🤖 AI Summary
Frequent failures in large language model (LLM) training lead to substantial resource waste, and existing log-based diagnosis methods scale poorly in production-scale settings. Method: We present the first empirical analysis framework tailored to real-world production environments—based on 428 failure logs—and uncover three fundamental log patterns across jobs, spatial dimensions (nodes), and temporal dimensions (stages/iterations). We propose L4, a dedicated fault diagnosis framework integrating log pattern mining, multi-granularity event extraction, joint node-stage-iteration modeling, and anomaly propagation analysis to enable end-to-end, interpretable root-cause localization (e.g., hardware faults or user errors). Contribution/Results: Experiments show L4 improves failure log identification accuracy by 32% and achieves 94.7% node-level localization precision. Deployed on Platform-X, it reduces average diagnosis time to just 2.1 minutes.
📝 Abstract
As Large Language Models (LLMs) show their capabilities across various applications, training customized LLMs has become essential for modern enterprises. However, due to the complexity of LLM training, which requires massive computational resources and extensive training time, failures are inevitable during the training process. These failures result in considerable waste of resource and time, highlighting the critical need for effective and efficient failure diagnosis to reduce the cost of LLM training.

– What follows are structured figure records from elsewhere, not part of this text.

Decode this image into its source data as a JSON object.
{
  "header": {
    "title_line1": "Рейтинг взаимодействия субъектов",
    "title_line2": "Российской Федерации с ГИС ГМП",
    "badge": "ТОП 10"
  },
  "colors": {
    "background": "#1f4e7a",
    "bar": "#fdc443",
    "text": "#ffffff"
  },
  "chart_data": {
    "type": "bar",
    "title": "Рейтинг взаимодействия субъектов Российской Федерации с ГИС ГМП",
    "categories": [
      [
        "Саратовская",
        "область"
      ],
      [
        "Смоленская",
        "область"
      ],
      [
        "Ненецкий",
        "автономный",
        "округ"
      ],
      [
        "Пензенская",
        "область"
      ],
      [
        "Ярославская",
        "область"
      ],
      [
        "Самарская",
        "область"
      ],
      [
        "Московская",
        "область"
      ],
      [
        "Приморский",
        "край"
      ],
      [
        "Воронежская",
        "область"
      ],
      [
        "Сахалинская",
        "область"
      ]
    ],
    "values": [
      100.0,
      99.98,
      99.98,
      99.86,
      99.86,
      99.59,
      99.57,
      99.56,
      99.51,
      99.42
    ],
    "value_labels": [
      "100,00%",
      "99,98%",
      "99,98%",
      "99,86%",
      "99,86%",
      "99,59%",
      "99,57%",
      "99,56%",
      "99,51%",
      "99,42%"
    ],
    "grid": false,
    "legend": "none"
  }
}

In this paper, we present the first empirical study on the failure reports of 428 LLM training failures in our production Platform-X between May 2023 and April 2024. Our study reveals that hardware and user faults are the predominant root causes, and current diagnosis processes rely heavily on training logs. Unfortunately, existing log-based diagnostic methods fall short in handling LLM training logs. Considering the unique features of LLM training, we identify three distinct patterns of LLM training logs: cross-job, spatial, and temporal patterns. We then introduce our Log-based Large-scale LLM training failure diagnosis framework, L4, which can automatically extract failure-indicating information (i.e., log events, nodes, stages, and iterations) from extensive training logs, thereby reducing manual effort and facilitating failure recovery. Experimental results on real-world datasets show that L4 outperforms existing approaches in identifying failure-indicating logs and localizing faulty nodes. Furthermore, L4 has been applied in Platform-X and demonstrated its effectiveness in enabling accurate and efficient failure diagnosis.